Legends and landmarks: Joe Jamail
July 27, 2010
Jason Womack, Texas Media Relations
The University of Texas at Austin has a long history of producing prominent and pivotal members of society, and the story of lawyer and philanthropist Joe Jamail certainly belongs in that history.
Like many current and former students of The University, the Houston native had a strong sense early on that his destination would be Austin, but thanks to a case of family tradition, Jamail had to settle for a slight detour on his way to the Forty Acres.
"My brother had gone to Texas A&M, so my family drove me on the Sunday after I graduated high school to start summer school at A&M," Jamail says. "I stayed one day, and then I just got out of there and hitch-hiked to Austin. I had heard about UT most of my life and had followed the football team, so I enrolled at UT."
The rest would be history for Jamail, The University and the court of law. Having taken and passed the Bar exam because of a friendly wager between classmates during his senior year, Jamail was already a lawyer before he received his degree from the school of law in 1953. He soon returned home to Houston to begin his legal career.
Shortly after arriving home, he settled on a job with the Houston district attorney's office. In 1955, Jamail partnered with high school friend George Cire to open his own law offices in Houston. That law office remains in business today.
"It makes me feel useful when I'm helping somebody," Jamail says. "It makes me feel good to know that I'm helping people who really need help."
Throughout his career, Jamail has served as lead attorney in several landmark cases for both family and corporate matters, and has been named "Trial Lawyer of the Century" by the California Trial Lawyers Association. Some of his most notable cases include successfully fighting for product liability, with some cases resulting in full product recalls, such as the prescription drug Parlodel.
The most famous of all cases for Jamail occurred in 1985 when he represented The Pennzoil Company in a contract dispute with The Texaco Company. On Nov. 19, the jury found in favor of Pennzoil for the amount of $10.5 billion, an amount which still ranks as the largest civil verdict in U.S. history.
"It was the biggest case in the history of the world," Jamail says. "Nobody thought I could win that lawsuit--nobody."
As a result of his success in the courtroom, Jamail has been blessed with a comfortable income, and he has given substantial donations to his community, The University of Texas and its athletic programs. Jamail's donations have included scholarship money for students, such as the Lee and Joe Jamail scholarship, and money given to the athletic department for facility expansions.
"I would not be able to make the kind of money I have made without my education from UT," Jamail says. "The University has been awful good to me, and this is my way of saying thank you for that."
In return for Jamail's generosity, The University has honored him on several occasions, including the designation of the Joseph D. Jamail Center for Legal Research located in Jessie Jones Hall, and a statue of his likeness located on the law school grounds.
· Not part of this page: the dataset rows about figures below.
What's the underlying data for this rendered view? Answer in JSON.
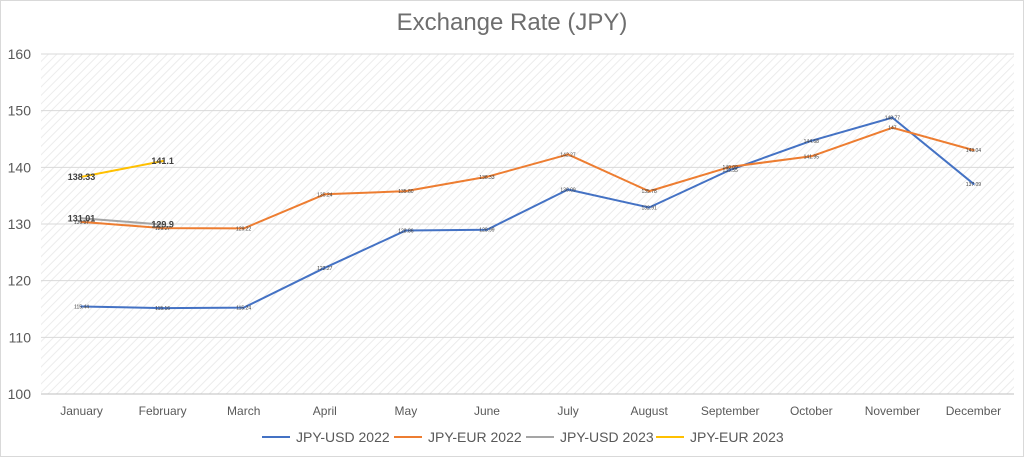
{
  "chart_data": {
    "type": "line",
    "title": "Exchange Rate (JPY)",
    "xlabel": "",
    "ylabel": "",
    "ylim": [
      100,
      160
    ],
    "yticks": [
      100,
      110,
      120,
      130,
      140,
      150,
      160
    ],
    "grid": "horizontal",
    "legend_position": "bottom",
    "categories": [
      "January",
      "February",
      "March",
      "April",
      "May",
      "June",
      "July",
      "August",
      "September",
      "October",
      "November",
      "December"
    ],
    "series": [
      {
        "name": "JPY-USD 2022",
        "color": "#4472c4",
        "values": [
          115.44,
          115.16,
          115.24,
          122.27,
          128.86,
          128.99,
          136.09,
          132.91,
          139.55,
          144.68,
          148.77,
          137.09
        ],
        "labels": [
          "115.44",
          "115.16",
          "115.24",
          "122.27",
          "128.86",
          "128.99",
          "136.09",
          "132.91",
          "139.55",
          "144.68",
          "148.77",
          "137.09"
        ],
        "label_style": "small"
      },
      {
        "name": "JPY-EUR 2022",
        "color": "#ed7d31",
        "values": [
          130.37,
          129.27,
          129.22,
          135.24,
          135.8,
          138.33,
          142.27,
          135.78,
          140.09,
          141.95,
          147.0,
          143.04
        ],
        "labels": [
          "130.37",
          "129.27",
          "129.22",
          "135.24",
          "135.80",
          "138.33",
          "142.27",
          "135.78",
          "140.09",
          "141.95",
          "147",
          "143.04"
        ],
        "label_style": "small"
      },
      {
        "name": "JPY-USD 2023",
        "color": "#a5a5a5",
        "values": [
          131.01,
          129.9,
          null,
          null,
          null,
          null,
          null,
          null,
          null,
          null,
          null,
          null
        ],
        "labels": [
          "131.01",
          "129.9"
        ],
        "label_style": "big"
      },
      {
        "name": "JPY-EUR 2023",
        "color": "#ffc000",
        "values": [
          138.33,
          141.1,
          null,
          null,
          null,
          null,
          null,
          null,
          null,
          null,
          null,
          null
        ],
        "labels": [
          "138.33",
          "141.1"
        ],
        "label_style": "big"
      }
    ]
  }
}
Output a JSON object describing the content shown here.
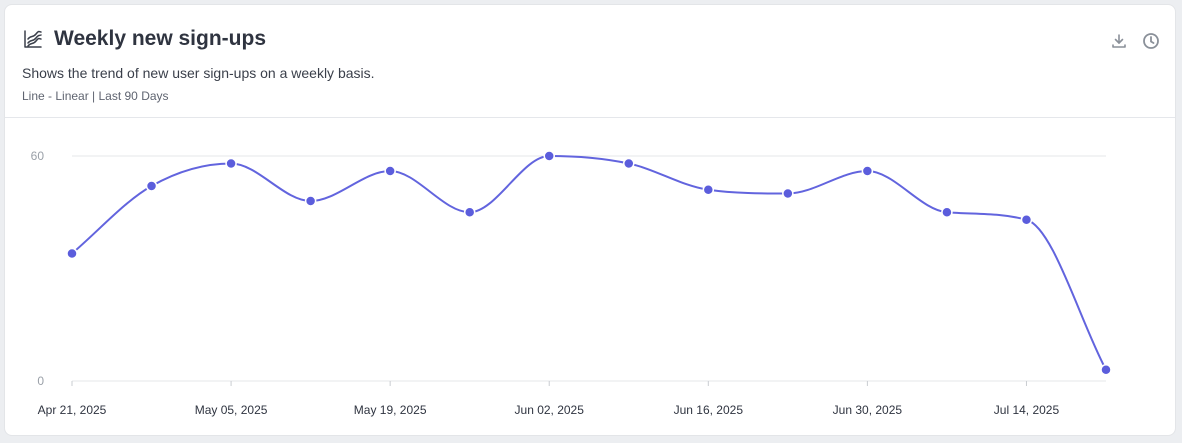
{
  "header": {
    "title": "Weekly new sign-ups",
    "description": "Shows the trend of new user sign-ups on a weekly basis.",
    "meta": "Line - Linear | Last 90 Days",
    "title_icon": "line-chart-icon",
    "tools": [
      {
        "name": "download-icon"
      },
      {
        "name": "history-icon"
      }
    ]
  },
  "colors": {
    "line": "#6264de",
    "point": "#5b5ddc",
    "grid": "#e6e7ea"
  },
  "chart_data": {
    "type": "line",
    "interpolation": "smooth",
    "x": [
      "Apr 21, 2025",
      "Apr 28, 2025",
      "May 05, 2025",
      "May 12, 2025",
      "May 19, 2025",
      "May 26, 2025",
      "Jun 02, 2025",
      "Jun 09, 2025",
      "Jun 16, 2025",
      "Jun 23, 2025",
      "Jun 30, 2025",
      "Jul 07, 2025",
      "Jul 14, 2025",
      "Jul 21, 2025"
    ],
    "series": [
      {
        "values": [
          34,
          52,
          58,
          48,
          56,
          45,
          60,
          58,
          51,
          50,
          56,
          45,
          43,
          3
        ]
      }
    ],
    "x_tick_labels": [
      "Apr 21, 2025",
      "May 05, 2025",
      "May 19, 2025",
      "Jun 02, 2025",
      "Jun 16, 2025",
      "Jun 30, 2025",
      "Jul 14, 2025"
    ],
    "y_ticks": [
      0,
      60
    ],
    "ylim": [
      0,
      60
    ],
    "grid": true,
    "legend": "none"
  }
}
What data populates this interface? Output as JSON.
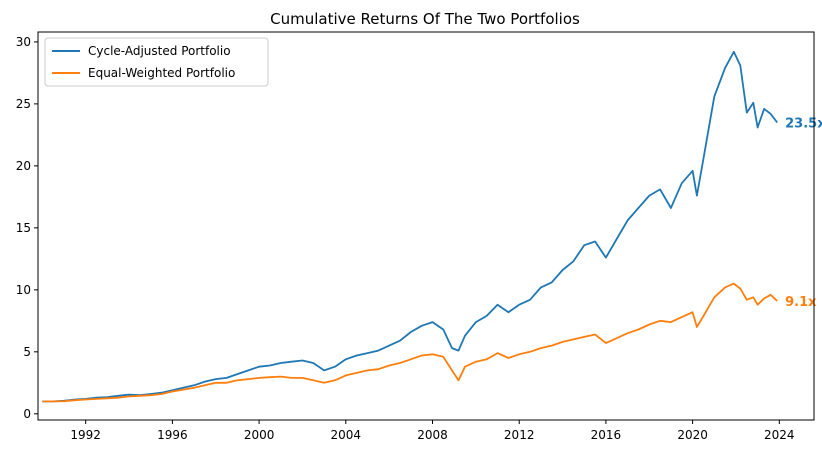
{
  "chart_data": {
    "type": "line",
    "title": "Cumulative Returns Of The Two Portfolios",
    "xlabel": "",
    "ylabel": "",
    "xlim": [
      1989.8,
      2025.6
    ],
    "ylim": [
      -0.5,
      30.8
    ],
    "x_ticks": [
      1992,
      1996,
      2000,
      2004,
      2008,
      2012,
      2016,
      2020,
      2024
    ],
    "y_ticks": [
      0,
      5,
      10,
      15,
      20,
      25,
      30
    ],
    "grid": false,
    "legend_position": "top-left",
    "series": [
      {
        "name": "Cycle-Adjusted Portfolio",
        "color": "#1f77b4",
        "end_label": "23.5x",
        "x": [
          1990.0,
          1990.5,
          1991.0,
          1991.5,
          1992.0,
          1992.5,
          1993.0,
          1993.5,
          1994.0,
          1994.5,
          1995.0,
          1995.5,
          1996.0,
          1996.5,
          1997.0,
          1997.5,
          1998.0,
          1998.5,
          1999.0,
          1999.5,
          2000.0,
          2000.5,
          2001.0,
          2001.5,
          2002.0,
          2002.5,
          2003.0,
          2003.5,
          2004.0,
          2004.5,
          2005.0,
          2005.5,
          2006.0,
          2006.5,
          2007.0,
          2007.5,
          2008.0,
          2008.5,
          2008.9,
          2009.2,
          2009.5,
          2010.0,
          2010.5,
          2011.0,
          2011.5,
          2012.0,
          2012.5,
          2013.0,
          2013.5,
          2014.0,
          2014.5,
          2015.0,
          2015.5,
          2016.0,
          2016.5,
          2017.0,
          2017.5,
          2018.0,
          2018.5,
          2019.0,
          2019.5,
          2020.0,
          2020.2,
          2020.5,
          2021.0,
          2021.5,
          2021.9,
          2022.2,
          2022.5,
          2022.8,
          2023.0,
          2023.3,
          2023.6,
          2023.9
        ],
        "values": [
          1.0,
          1.0,
          1.05,
          1.15,
          1.2,
          1.3,
          1.35,
          1.45,
          1.55,
          1.5,
          1.6,
          1.7,
          1.9,
          2.1,
          2.3,
          2.6,
          2.8,
          2.9,
          3.2,
          3.5,
          3.8,
          3.9,
          4.1,
          4.2,
          4.3,
          4.1,
          3.5,
          3.8,
          4.4,
          4.7,
          4.9,
          5.1,
          5.5,
          5.9,
          6.6,
          7.1,
          7.4,
          6.8,
          5.3,
          5.1,
          6.3,
          7.4,
          7.9,
          8.8,
          8.2,
          8.8,
          9.2,
          10.2,
          10.6,
          11.6,
          12.3,
          13.6,
          13.9,
          12.6,
          14.1,
          15.6,
          16.6,
          17.6,
          18.1,
          16.6,
          18.6,
          19.6,
          17.6,
          20.6,
          25.6,
          27.9,
          29.2,
          28.1,
          24.3,
          25.1,
          23.1,
          24.6,
          24.2,
          23.5
        ]
      },
      {
        "name": "Equal-Weighted Portfolio",
        "color": "#ff7f0e",
        "end_label": "9.1x",
        "x": [
          1990.0,
          1990.5,
          1991.0,
          1991.5,
          1992.0,
          1992.5,
          1993.0,
          1993.5,
          1994.0,
          1994.5,
          1995.0,
          1995.5,
          1996.0,
          1996.5,
          1997.0,
          1997.5,
          1998.0,
          1998.5,
          1999.0,
          1999.5,
          2000.0,
          2000.5,
          2001.0,
          2001.5,
          2002.0,
          2002.5,
          2003.0,
          2003.5,
          2004.0,
          2004.5,
          2005.0,
          2005.5,
          2006.0,
          2006.5,
          2007.0,
          2007.5,
          2008.0,
          2008.5,
          2008.9,
          2009.2,
          2009.5,
          2010.0,
          2010.5,
          2011.0,
          2011.5,
          2012.0,
          2012.5,
          2013.0,
          2013.5,
          2014.0,
          2014.5,
          2015.0,
          2015.5,
          2016.0,
          2016.5,
          2017.0,
          2017.5,
          2018.0,
          2018.5,
          2019.0,
          2019.5,
          2020.0,
          2020.2,
          2020.5,
          2021.0,
          2021.5,
          2021.9,
          2022.2,
          2022.5,
          2022.8,
          2023.0,
          2023.3,
          2023.6,
          2023.9
        ],
        "values": [
          1.0,
          1.0,
          1.02,
          1.1,
          1.15,
          1.2,
          1.25,
          1.3,
          1.4,
          1.45,
          1.5,
          1.6,
          1.8,
          1.95,
          2.1,
          2.3,
          2.5,
          2.5,
          2.7,
          2.8,
          2.9,
          2.95,
          3.0,
          2.9,
          2.9,
          2.7,
          2.5,
          2.7,
          3.1,
          3.3,
          3.5,
          3.6,
          3.9,
          4.1,
          4.4,
          4.7,
          4.8,
          4.6,
          3.5,
          2.7,
          3.8,
          4.2,
          4.4,
          4.9,
          4.5,
          4.8,
          5.0,
          5.3,
          5.5,
          5.8,
          6.0,
          6.2,
          6.4,
          5.7,
          6.1,
          6.5,
          6.8,
          7.2,
          7.5,
          7.4,
          7.8,
          8.2,
          7.0,
          7.9,
          9.4,
          10.2,
          10.5,
          10.1,
          9.2,
          9.4,
          8.8,
          9.3,
          9.6,
          9.1
        ]
      }
    ]
  }
}
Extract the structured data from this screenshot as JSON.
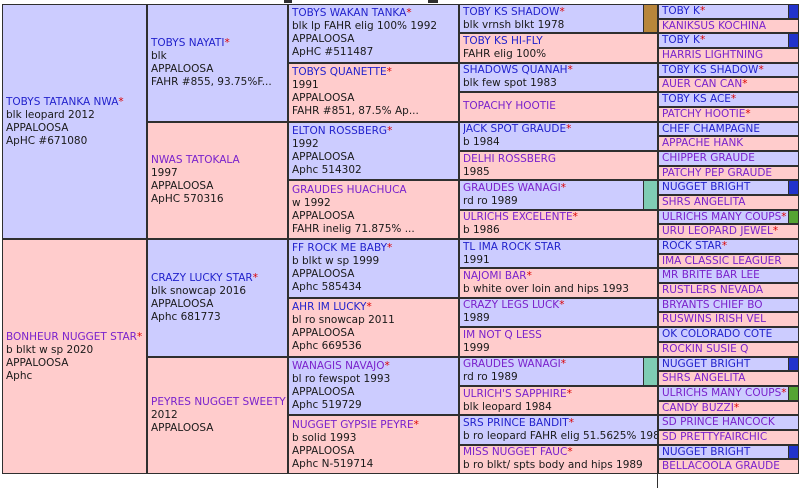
{
  "palette": {
    "cell_blue": "#ccccff",
    "cell_pink": "#ffcccc",
    "border": "#2f2f2f",
    "link_blue": "#2222cc",
    "link_visited": "#7a22cc",
    "detail_text": "#1a1a1a",
    "asterisk_red": "#dd0000",
    "hl_gold": "#b8863b",
    "hl_teal": "#7fccb4",
    "hl_navy": "#2233cc",
    "hl_green": "#55a433"
  },
  "pedigree": {
    "generations": [
      {
        "cells": [
          {
            "name": "TOBYS TATANKA NWA",
            "star": "*",
            "visited": false,
            "bg": "blue",
            "details": [
              "blk leopard 2012",
              "APPALOOSA",
              "ApHC #671080"
            ],
            "marker": null
          },
          {
            "name": "BONHEUR NUGGET STAR",
            "star": "*",
            "visited": true,
            "bg": "pink",
            "details": [
              "b blkt w sp 2020",
              "APPALOOSA",
              "Aphc"
            ],
            "marker": null
          }
        ]
      },
      {
        "cells": [
          {
            "name": "TOBYS NAYATI",
            "star": "*",
            "visited": false,
            "bg": "blue",
            "details": [
              "blk",
              "APPALOOSA",
              "FAHR #855, 93.75%F..."
            ],
            "marker": null
          },
          {
            "name": "NWAS TATOKALA",
            "star": "",
            "visited": true,
            "bg": "pink",
            "details": [
              "1997",
              "APPALOOSA",
              "ApHC 570316"
            ],
            "marker": null
          },
          {
            "name": "CRAZY LUCKY STAR",
            "star": "*",
            "visited": false,
            "bg": "blue",
            "details": [
              "blk snowcap 2016",
              "APPALOOSA",
              "Aphc 681773"
            ],
            "marker": null
          },
          {
            "name": "PEYRES NUGGET SWEETY",
            "star": "",
            "visited": true,
            "bg": "pink",
            "details": [
              "2012",
              "APPALOOSA"
            ],
            "marker": null
          }
        ]
      },
      {
        "cells": [
          {
            "name": "TOBYS WAKAN TANKA",
            "star": "*",
            "visited": false,
            "bg": "blue",
            "details": [
              "blk lp FAHR elig 100% 1992",
              "APPALOOSA",
              "ApHC #511487"
            ],
            "marker": null
          },
          {
            "name": "TOBYS QUANETTE",
            "star": "*",
            "visited": false,
            "bg": "pink",
            "details": [
              "1991",
              "APPALOOSA",
              "FAHR #851, 87.5% Ap..."
            ],
            "marker": null
          },
          {
            "name": "ELTON ROSSBERG",
            "star": "*",
            "visited": false,
            "bg": "blue",
            "details": [
              "1992",
              "APPALOOSA",
              "Aphc 514302"
            ],
            "marker": null
          },
          {
            "name": "GRAUDES HUACHUCA",
            "star": "",
            "visited": true,
            "bg": "pink",
            "details": [
              "w 1992",
              "APPALOOSA",
              "FAHR inelig 71.875% ..."
            ],
            "marker": null
          },
          {
            "name": "FF ROCK ME BABY",
            "star": "*",
            "visited": false,
            "bg": "blue",
            "details": [
              "b blkt w sp 1999",
              "APPALOOSA",
              "Aphc 585434"
            ],
            "marker": null
          },
          {
            "name": "AHR IM LUCKY",
            "star": "*",
            "visited": false,
            "bg": "pink",
            "details": [
              "bl ro snowcap 2011",
              "APPALOOSA",
              "Aphc 669536"
            ],
            "marker": null
          },
          {
            "name": "WANAGIS NAVAJO",
            "star": "*",
            "visited": true,
            "bg": "blue",
            "details": [
              "bl ro fewspot 1993",
              "APPALOOSA",
              "Aphc 519729"
            ],
            "marker": null
          },
          {
            "name": "NUGGET GYPSIE PEYRE",
            "star": "*",
            "visited": true,
            "bg": "pink",
            "details": [
              "b solid 1993",
              "APPALOOSA",
              "Aphc N-519714"
            ],
            "marker": null
          }
        ]
      },
      {
        "cells": [
          {
            "name": "TOBY KS SHADOW",
            "star": "*",
            "visited": false,
            "bg": "blue",
            "details": [
              "blk vrnsh blkt 1978"
            ],
            "marker": "gold"
          },
          {
            "name": "TOBY KS HI-FLY",
            "star": "",
            "visited": false,
            "bg": "pink",
            "details": [
              "FAHR elig 100%"
            ],
            "marker": null
          },
          {
            "name": "SHADOWS QUANAH",
            "star": "*",
            "visited": false,
            "bg": "blue",
            "details": [
              "blk few spot 1983"
            ],
            "marker": null
          },
          {
            "name": "TOPACHY HOOTIE",
            "star": "",
            "visited": true,
            "bg": "pink",
            "details": [],
            "marker": null
          },
          {
            "name": "JACK SPOT GRAUDE",
            "star": "*",
            "visited": false,
            "bg": "blue",
            "details": [
              "b 1984"
            ],
            "marker": null
          },
          {
            "name": "DELHI ROSSBERG",
            "star": "",
            "visited": true,
            "bg": "pink",
            "details": [
              "1985"
            ],
            "marker": null
          },
          {
            "name": "GRAUDES WANAGI",
            "star": "*",
            "visited": true,
            "bg": "blue",
            "details": [
              "rd ro 1989"
            ],
            "marker": "teal"
          },
          {
            "name": "ULRICHS EXCELENTE",
            "star": "*",
            "visited": true,
            "bg": "pink",
            "details": [
              "b 1986"
            ],
            "marker": null
          },
          {
            "name": "TL IMA ROCK STAR",
            "star": "",
            "visited": false,
            "bg": "blue",
            "details": [
              "1991"
            ],
            "marker": null
          },
          {
            "name": "NAJOMI BAR",
            "star": "*",
            "visited": true,
            "bg": "pink",
            "details": [
              "b white over loin and hips 1993"
            ],
            "marker": null
          },
          {
            "name": "CRAZY LEGS LUCK",
            "star": "*",
            "visited": true,
            "bg": "blue",
            "details": [
              "1989"
            ],
            "marker": null
          },
          {
            "name": "IM NOT Q LESS",
            "star": "",
            "visited": true,
            "bg": "pink",
            "details": [
              "1999"
            ],
            "marker": null
          },
          {
            "name": "GRAUDES WANAGI",
            "star": "*",
            "visited": true,
            "bg": "blue",
            "details": [
              "rd ro 1989"
            ],
            "marker": "teal"
          },
          {
            "name": "ULRICH'S SAPPHIRE",
            "star": "*",
            "visited": true,
            "bg": "pink",
            "details": [
              "blk leopard 1984"
            ],
            "marker": null
          },
          {
            "name": "SRS PRINCE BANDIT",
            "star": "*",
            "visited": false,
            "bg": "blue",
            "details": [
              "b ro leopard FAHR elig 51.5625% 1989"
            ],
            "marker": null
          },
          {
            "name": "MISS NUGGET FAUC",
            "star": "*",
            "visited": true,
            "bg": "pink",
            "details": [
              "b ro blkt/ spts body and hips 1989"
            ],
            "marker": null
          }
        ]
      },
      {
        "cells": [
          {
            "name": "TOBY K",
            "star": "*",
            "visited": false,
            "bg": "blue",
            "details": [],
            "marker": "navy"
          },
          {
            "name": "KANIKSUS KOCHINA",
            "star": "",
            "visited": true,
            "bg": "pink",
            "details": [],
            "marker": null
          },
          {
            "name": "TOBY K",
            "star": "*",
            "visited": false,
            "bg": "blue",
            "details": [],
            "marker": "navy"
          },
          {
            "name": "HARRIS LIGHTNING",
            "star": "",
            "visited": true,
            "bg": "pink",
            "details": [],
            "marker": null
          },
          {
            "name": "TOBY KS SHADOW",
            "star": "*",
            "visited": false,
            "bg": "blue",
            "details": [],
            "marker": null
          },
          {
            "name": "AUER CAN CAN",
            "star": "*",
            "visited": true,
            "bg": "pink",
            "details": [],
            "marker": null
          },
          {
            "name": "TOBY KS ACE",
            "star": "*",
            "visited": false,
            "bg": "blue",
            "details": [],
            "marker": null
          },
          {
            "name": "PATCHY HOOTIE",
            "star": "*",
            "visited": true,
            "bg": "pink",
            "details": [],
            "marker": null
          },
          {
            "name": "CHEF CHAMPAGNE",
            "star": "",
            "visited": false,
            "bg": "blue",
            "details": [],
            "marker": null
          },
          {
            "name": "APPACHE HANK",
            "star": "",
            "visited": true,
            "bg": "pink",
            "details": [],
            "marker": null
          },
          {
            "name": "CHIPPER GRAUDE",
            "star": "",
            "visited": true,
            "bg": "blue",
            "details": [],
            "marker": null
          },
          {
            "name": "PATCHY PEP GRAUDE",
            "star": "",
            "visited": true,
            "bg": "pink",
            "details": [],
            "marker": null
          },
          {
            "name": "NUGGET BRIGHT",
            "star": "",
            "visited": false,
            "bg": "blue",
            "details": [],
            "marker": "navy"
          },
          {
            "name": "SHRS ANGELITA",
            "star": "",
            "visited": true,
            "bg": "pink",
            "details": [],
            "marker": null
          },
          {
            "name": "ULRICHS MANY COUPS",
            "star": "*",
            "visited": true,
            "bg": "blue",
            "details": [],
            "marker": "green"
          },
          {
            "name": "URU LEOPARD JEWEL",
            "star": "*",
            "visited": true,
            "bg": "pink",
            "details": [],
            "marker": null
          },
          {
            "name": "ROCK STAR",
            "star": "*",
            "visited": false,
            "bg": "blue",
            "details": [],
            "marker": null
          },
          {
            "name": "IMA CLASSIC LEAGUER",
            "star": "",
            "visited": true,
            "bg": "pink",
            "details": [],
            "marker": null
          },
          {
            "name": "MR BRITE BAR LEE",
            "star": "",
            "visited": true,
            "bg": "blue",
            "details": [],
            "marker": null
          },
          {
            "name": "RUSTLERS NEVADA",
            "star": "",
            "visited": true,
            "bg": "pink",
            "details": [],
            "marker": null
          },
          {
            "name": "BRYANTS CHIEF BO",
            "star": "",
            "visited": true,
            "bg": "blue",
            "details": [],
            "marker": null
          },
          {
            "name": "RUSWINS IRISH VEL",
            "star": "",
            "visited": true,
            "bg": "pink",
            "details": [],
            "marker": null
          },
          {
            "name": "OK COLORADO COTE",
            "star": "",
            "visited": false,
            "bg": "blue",
            "details": [],
            "marker": null
          },
          {
            "name": "ROCKIN SUSIE Q",
            "star": "",
            "visited": true,
            "bg": "pink",
            "details": [],
            "marker": null
          },
          {
            "name": "NUGGET BRIGHT",
            "star": "",
            "visited": false,
            "bg": "blue",
            "details": [],
            "marker": "navy"
          },
          {
            "name": "SHRS ANGELITA",
            "star": "",
            "visited": true,
            "bg": "pink",
            "details": [],
            "marker": null
          },
          {
            "name": "ULRICHS MANY COUPS",
            "star": "*",
            "visited": true,
            "bg": "blue",
            "details": [],
            "marker": "green"
          },
          {
            "name": "CANDY BUZZI",
            "star": "*",
            "visited": true,
            "bg": "pink",
            "details": [],
            "marker": null
          },
          {
            "name": "SD PRINCE HANCOCK",
            "star": "",
            "visited": true,
            "bg": "blue",
            "details": [],
            "marker": null
          },
          {
            "name": "SD PRETTYFAIRCHIC",
            "star": "",
            "visited": true,
            "bg": "pink",
            "details": [],
            "marker": null
          },
          {
            "name": "NUGGET BRIGHT",
            "star": "",
            "visited": false,
            "bg": "blue",
            "details": [],
            "marker": "navy"
          },
          {
            "name": "BELLACOOLA GRAUDE",
            "star": "",
            "visited": true,
            "bg": "pink",
            "details": [],
            "marker": null
          }
        ]
      }
    ]
  }
}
The University's athletic department has honored Jamail for his contributions as well. In 1997, the department coincided its renaming of Darrell K Royal-Texas Memorial Stadium with its designation of the football field as Joe Jamail Field. The Lee and Joe Jamail Texas Swimming Center also stands as an honor to Jamail and his late wife.
In 2004, another statue of Jamail was unveiled by the south entrance of the stadium in position beside the statue of his longtime friend, Darrell Royal.
"I never dreamed anything like those things would happen to me," Jamail says. "I was overwhelmed, especially with the statue alongside Darrell's. That was particularly meaningful to me."
As is the case with his continued efforts in practicing law, Jamail remains persistent in his generosity to The University. He is also a lifetime trustee on the University of Texas Law School Foundation Board, and also sits on the board of visitors at the University of Texas M.D. Anderson Cancer Center in Houston.
And while he remains full of Longhorn pride, Jamail points out that his assistance in the endeavors of the athletic department has always been an effort to further the standing of The University and the interests of its alumni.
"Athletics is the window to our entire university. It's what brings the alumni back, and it's really the key to showing the world what we're about," Jamail says. "My interest is not just athletics, but I see athletics as a way to influence alumni to come back to Austin and see the progress that we've made in so many areas."